Anthony Pierce first arrived at Akin Gump Strauss Hauer & Feld as a summer associate in 1986. A year later he joined the firm fulltime, and he's remained ever since. Pierce, who's led the Washington office since 2008, focuses on commercial litigation, intellectual property, employment and internal investigations.
Legal Times sat down with Pierce to talk about the end of the government shutdown, the role of the Washington office in Akin’s overall structure and any immediate plans for growth.
Legal Times: What effect, if any, did the 16-day federal shutdown have on the business of the firm?
Anthony Pierce: The month in which it was shut down hasn't closed yet so I can't tell you in terms of numbers, but anecdotally I have not seen any major shift. We'll know when the numbers come out. I did sense from all the notices from my cases that the courts were about to really be hurt by this. From a litigation practice, there would have been a material effect. The cases would have kept going, but if you can't get rulings on motions or if you could not get into court for a hearing or a trial got delayed, that would be a problem. But that did not happen.
LT: How does Akin's Washington office fit with the rest of the firm?
Pierce: If you think about the business community—from the perspective of our clients and where the government intersects with the business community [litigation, policy, lobbying work and regulatory]—that is the role this office serves. That is why both clients and our partners in other offices who need those kind of services come to our Washington office.
LT: What sets Akin's lobbying practice apart from others in Washington?
Pierce: I think our policy people all come to their issues first from a legal standpoint. Their understanding of the substantive legal impact that a given policy has distinguishes them from many lobbyists that are only into relationships. Having said that, we have a lot of relationships on both sides of the aisle. What I think is unique about our folks is that they understand the legal implications and can explain a particular policy consideration with the backing of a strong substantive legal understanding.

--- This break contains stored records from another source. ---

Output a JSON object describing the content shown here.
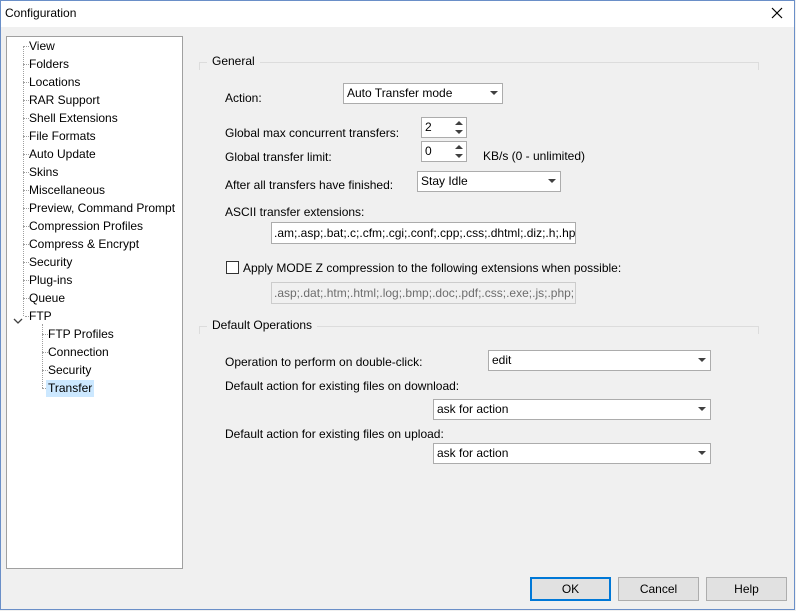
{
  "window": {
    "title": "Configuration",
    "close_icon": "close-icon"
  },
  "tree": {
    "items": [
      {
        "label": "View"
      },
      {
        "label": "Folders"
      },
      {
        "label": "Locations"
      },
      {
        "label": "RAR Support"
      },
      {
        "label": "Shell Extensions"
      },
      {
        "label": "File Formats"
      },
      {
        "label": "Auto Update"
      },
      {
        "label": "Skins"
      },
      {
        "label": "Miscellaneous"
      },
      {
        "label": "Preview, Command Prompt"
      },
      {
        "label": "Compression Profiles"
      },
      {
        "label": "Compress & Encrypt"
      },
      {
        "label": "Security"
      },
      {
        "label": "Plug-ins"
      },
      {
        "label": "Queue"
      },
      {
        "label": "FTP"
      }
    ],
    "ftp_children": [
      {
        "label": "FTP Profiles"
      },
      {
        "label": "Connection"
      },
      {
        "label": "Security"
      },
      {
        "label": "Transfer",
        "selected": true
      }
    ]
  },
  "general": {
    "legend": "General",
    "action_label": "Action:",
    "action_value": "Auto Transfer mode",
    "max_concurrent_label": "Global max concurrent transfers:",
    "max_concurrent_value": "2",
    "transfer_limit_label": "Global transfer limit:",
    "transfer_limit_value": "0",
    "transfer_limit_unit": "KB/s (0 - unlimited)",
    "after_transfers_label": "After all transfers have finished:",
    "after_transfers_value": "Stay Idle",
    "ascii_label": "ASCII transfer extensions:",
    "ascii_value": ".am;.asp;.bat;.c;.cfm;.cgi;.conf;.cpp;.css;.dhtml;.diz;.h;.hpp",
    "modez_label": "Apply MODE Z compression to the following extensions when possible:",
    "modez_checked": false,
    "modez_value": ".asp;.dat;.htm;.html;.log;.bmp;.doc;.pdf;.css;.exe;.js;.php;."
  },
  "default_ops": {
    "legend": "Default Operations",
    "double_click_label": "Operation to perform on double-click:",
    "double_click_value": "edit",
    "download_label": "Default action for existing files on download:",
    "download_value": "ask for action",
    "upload_label": "Default action for existing files on upload:",
    "upload_value": "ask for action"
  },
  "buttons": {
    "ok": "OK",
    "cancel": "Cancel",
    "help": "Help"
  }
}
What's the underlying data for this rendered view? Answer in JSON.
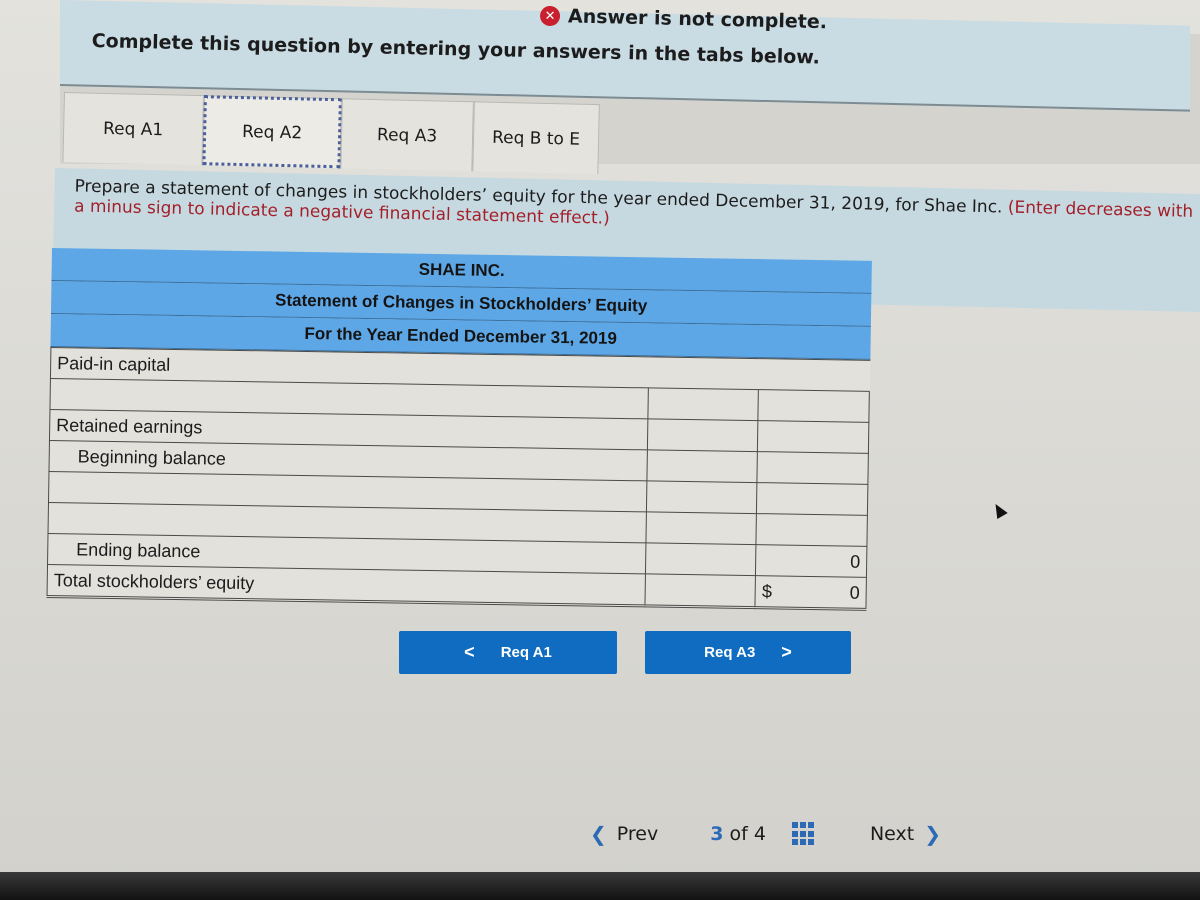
{
  "status": {
    "icon": "error-x-icon",
    "text": "Answer is not complete."
  },
  "instruction": "Complete this question by entering your answers in the tabs below.",
  "tabs": [
    {
      "label": "Req A1",
      "active": false
    },
    {
      "label": "Req A2",
      "active": true
    },
    {
      "label": "Req A3",
      "active": false
    },
    {
      "label": "Req B to E",
      "active": false
    }
  ],
  "prompt": {
    "main": "Prepare a statement of changes in stockholders’ equity for the year ended December 31, 2019, for Shae Inc.",
    "note": "(Enter decreases with a minus sign to indicate a negative financial statement effect.)"
  },
  "statement": {
    "company": "SHAE INC.",
    "title": "Statement of Changes in Stockholders’ Equity",
    "period": "For the Year Ended December 31, 2019",
    "rows": [
      {
        "label": "Paid-in capital",
        "col1": "",
        "col2": ""
      },
      {
        "label": "",
        "col1": "",
        "col2": ""
      },
      {
        "label": "Retained earnings",
        "col1": "",
        "col2": ""
      },
      {
        "label": "Beginning balance",
        "col1": "",
        "col2": ""
      },
      {
        "label": "",
        "col1": "",
        "col2": ""
      },
      {
        "label": "",
        "col1": "",
        "col2": ""
      },
      {
        "label": "Ending balance",
        "col1": "",
        "col2": "0"
      },
      {
        "label": "Total stockholders’ equity",
        "col1": "",
        "currency": "$",
        "col2": "0"
      }
    ]
  },
  "nav": {
    "prev_req": "Req A1",
    "next_req": "Req A3"
  },
  "footer": {
    "prev": "Prev",
    "current_page": "3",
    "of_label": "of",
    "total_pages": "4",
    "next": "Next"
  },
  "colors": {
    "header_blue": "#5ea7e6",
    "button_blue": "#0f6cc0",
    "error_red": "#c8202e",
    "note_red": "#a3202a",
    "link_blue": "#2d6ab6"
  }
}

They are also helped by all the other practitioners in the firm. For example, if my partner Hank Terhune needs to talk about an energy issue on the Hill, he has a former FERC (Federal Energy Regulatory Commission) commissioner, folks from the [Department of Energy] and the FERC general counsel's office to talk to and help understand that issue.
LT: What is the growth plan for Akin's largest office?
Pierce: We will grow if it makes sense to grow. I think we'll always be on par with our competitors. The one thing to realize is that [what drives] the overall legal industry is the work. I would say work in the legal industry is flat to slightly up. That is what drives growth. If you see more economic activity, you will again see growth in firms such as ours.
LT: What are your thoughts on the recent Cooley / Dow Lohnes merger?
Pierce: I do think you'll see more consolidations like that. I think firms that feel like they need to be on a broader footprint are going to be seeking those.
LT: What keeps you busy outside of the practice of law?
Pierce: I have three wonderful daughters who are wonderful students and wonderful soccer players. I am in many respects a classic soccer dad. And I golf. I am the secretary of the [Greater Washington] Board of Trade. I have an abiding interest in the growth of the D.C. business community.